Pixel Code jatimnow.com

DP3APPKB Surabaya Perkuat Kepemimpinan Perempuan lewat Literasi Politik

Politik 8 jam yang lalu
Kegiatan peningkatan pengetahuan dan literasi politik yang digelar DP3APPKB Kota Surabaya. (Foto: Endang Pergiwati/jatimnow.com)
Kegiatan peningkatan pengetahuan dan literasi politik yang digelar DP3APPKB Kota Surabaya. (Foto: Endang Pergiwati/jatimnow.com)

jatimnow.com - Keterwakilan perempuan secara nasional dalam DPRD Kota Surabaya melalui Pemilu 2024 lalu masih berada pada angka 20 persen. Angka ini menurut pakar ilmu politik masih harus didorong dengan literasi politik maupun kaderisasi organisasi.

Angka keterwakilan perempuan dalam DPRD Kota Surabaya tersebut memang bisa dikatakan mencapai belum mewakili suara perempuan di Kota Surabaya, karena jumlah penduduk perempuan sebanding dengan jumlah penduduk laki-laki atau sama banyak, berdasarkan statistik 2024.

Namun menurut pakar ilmu politik sekaligus dosen pengajar di Universitas Airlangga Surabaya, Irfa'i Afham, yang perlu dilakukan adalah adanya kaderisasi perempuan terlebih dahulu.

"Sebelum bicara keterwakilan perempuan dalam politik, kita harus melihat kondisi yang banyak terjadi bahwa perempuan yang mau berorganisasi masih terbatas. Sementara lingkungan sekitar bisa jadi juga tidak mendukung atau bahkan menghalang-halangi," papar Irfa'i Afham dalam diskusi bertema Mengatasi Hambatan Sosial dan Budaya terhadap Partisipasi Perempuan dalam Politik dan Kepemimpinan yang digelar Dinas Pemberdayaan Perempuan dan Perlindungan Anak serta Pengendalian Penduduk dan Keluarga Berencana (DP3APPKB) Kota Surabaya, di Mall Pelayanan Publik Pemkot Surabaya, Jumat (25/4/2025).

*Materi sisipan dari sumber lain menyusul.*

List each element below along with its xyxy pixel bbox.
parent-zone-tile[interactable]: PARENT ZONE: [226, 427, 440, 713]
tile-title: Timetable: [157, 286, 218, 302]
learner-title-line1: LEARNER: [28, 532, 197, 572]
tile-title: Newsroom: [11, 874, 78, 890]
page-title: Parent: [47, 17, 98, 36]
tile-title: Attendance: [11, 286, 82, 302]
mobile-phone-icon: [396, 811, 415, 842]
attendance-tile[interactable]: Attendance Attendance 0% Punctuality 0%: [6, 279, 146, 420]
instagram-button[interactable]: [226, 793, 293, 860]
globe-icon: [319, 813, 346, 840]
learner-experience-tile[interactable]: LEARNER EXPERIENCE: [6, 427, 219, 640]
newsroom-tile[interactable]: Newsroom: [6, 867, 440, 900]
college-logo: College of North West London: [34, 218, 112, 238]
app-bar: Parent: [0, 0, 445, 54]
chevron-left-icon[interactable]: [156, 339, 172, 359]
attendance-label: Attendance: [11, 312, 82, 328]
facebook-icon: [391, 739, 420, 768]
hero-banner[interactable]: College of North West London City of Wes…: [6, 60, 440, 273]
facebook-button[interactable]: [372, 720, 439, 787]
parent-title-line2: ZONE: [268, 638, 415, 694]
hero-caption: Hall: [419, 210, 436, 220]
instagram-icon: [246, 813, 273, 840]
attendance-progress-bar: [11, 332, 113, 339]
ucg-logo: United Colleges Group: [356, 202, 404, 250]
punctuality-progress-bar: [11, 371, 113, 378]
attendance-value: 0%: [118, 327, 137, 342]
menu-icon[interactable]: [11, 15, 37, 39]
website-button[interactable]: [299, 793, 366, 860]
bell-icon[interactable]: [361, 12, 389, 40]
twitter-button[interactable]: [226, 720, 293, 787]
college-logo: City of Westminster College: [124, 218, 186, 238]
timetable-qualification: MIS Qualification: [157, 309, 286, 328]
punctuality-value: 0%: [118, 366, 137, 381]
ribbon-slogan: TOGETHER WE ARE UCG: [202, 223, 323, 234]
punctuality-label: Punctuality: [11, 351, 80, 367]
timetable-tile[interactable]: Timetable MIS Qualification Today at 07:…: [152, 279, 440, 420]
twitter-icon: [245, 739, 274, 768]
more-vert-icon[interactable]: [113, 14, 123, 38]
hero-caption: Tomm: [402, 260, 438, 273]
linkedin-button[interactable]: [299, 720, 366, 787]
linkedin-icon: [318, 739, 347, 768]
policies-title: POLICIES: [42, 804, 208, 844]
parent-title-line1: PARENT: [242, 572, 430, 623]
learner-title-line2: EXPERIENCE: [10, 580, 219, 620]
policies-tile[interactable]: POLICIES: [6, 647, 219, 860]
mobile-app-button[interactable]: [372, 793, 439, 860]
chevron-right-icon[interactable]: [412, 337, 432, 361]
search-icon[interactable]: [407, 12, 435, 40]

Hal inilah yang perlu terus didorong dengan literasi politik atau kaderisasi, baik partai politik atau organisasi, tambahnya.

"Lebih terfokus lagi dengan kaderisasi perempuan, karena memang diperlukan kebijakan afirmatif agar wanita bisa terlibat dalam organisasi dan kepemimpinan politik," tegasnya.

Setelah terlibat dalam organisasi atau partai politik, perempuan juga harus bisa menjadi representasi dari kepentingan pihak yang diwakili.

"Seorang yang terkenal tidak serta merta bisa menjadi pemimpin. Karena itu, perlu diarahkan pada organisasi, baru kemudian pada proses politik. Minimal mereka bisa mewakili diri sendiri sebagai perempuan, lebih jauh lagi pada kepemimpinan politik," ujar dosen muda ini.

Dalam berpolitik yang baik, lanjut Irfa'i Afham, idealnya memang harus berorganisasi dulu, sehingga memiliki akar organisasi yang kuat, akar dengan komunitas atau masyarakatnya, sebelum bergabung dalam partai politik. Meski bisa pula berjalan beriringan, aktivitas dalam partai politik sambil memperkuat akar.

"Ini agar ada keseimbangan antara kepentingan perempuan, kritik perempuan atas kebijakan pemerintah yang dipandang kurang tepat, dengan berbagai aspirasi dan harapannya,"

Tak hanya itu, dalam proses berpolitik, diharapkan kepemimpinan perempuan dapat mengambil porsi yang subtantif.

"Jadi jangan hanya sekedar pemimpin perempuan, namun yang tidak membawa suara perempuan, namun seharusnya secara subtantif terikat dengan massa perempuan yang diwakili," tutupnya.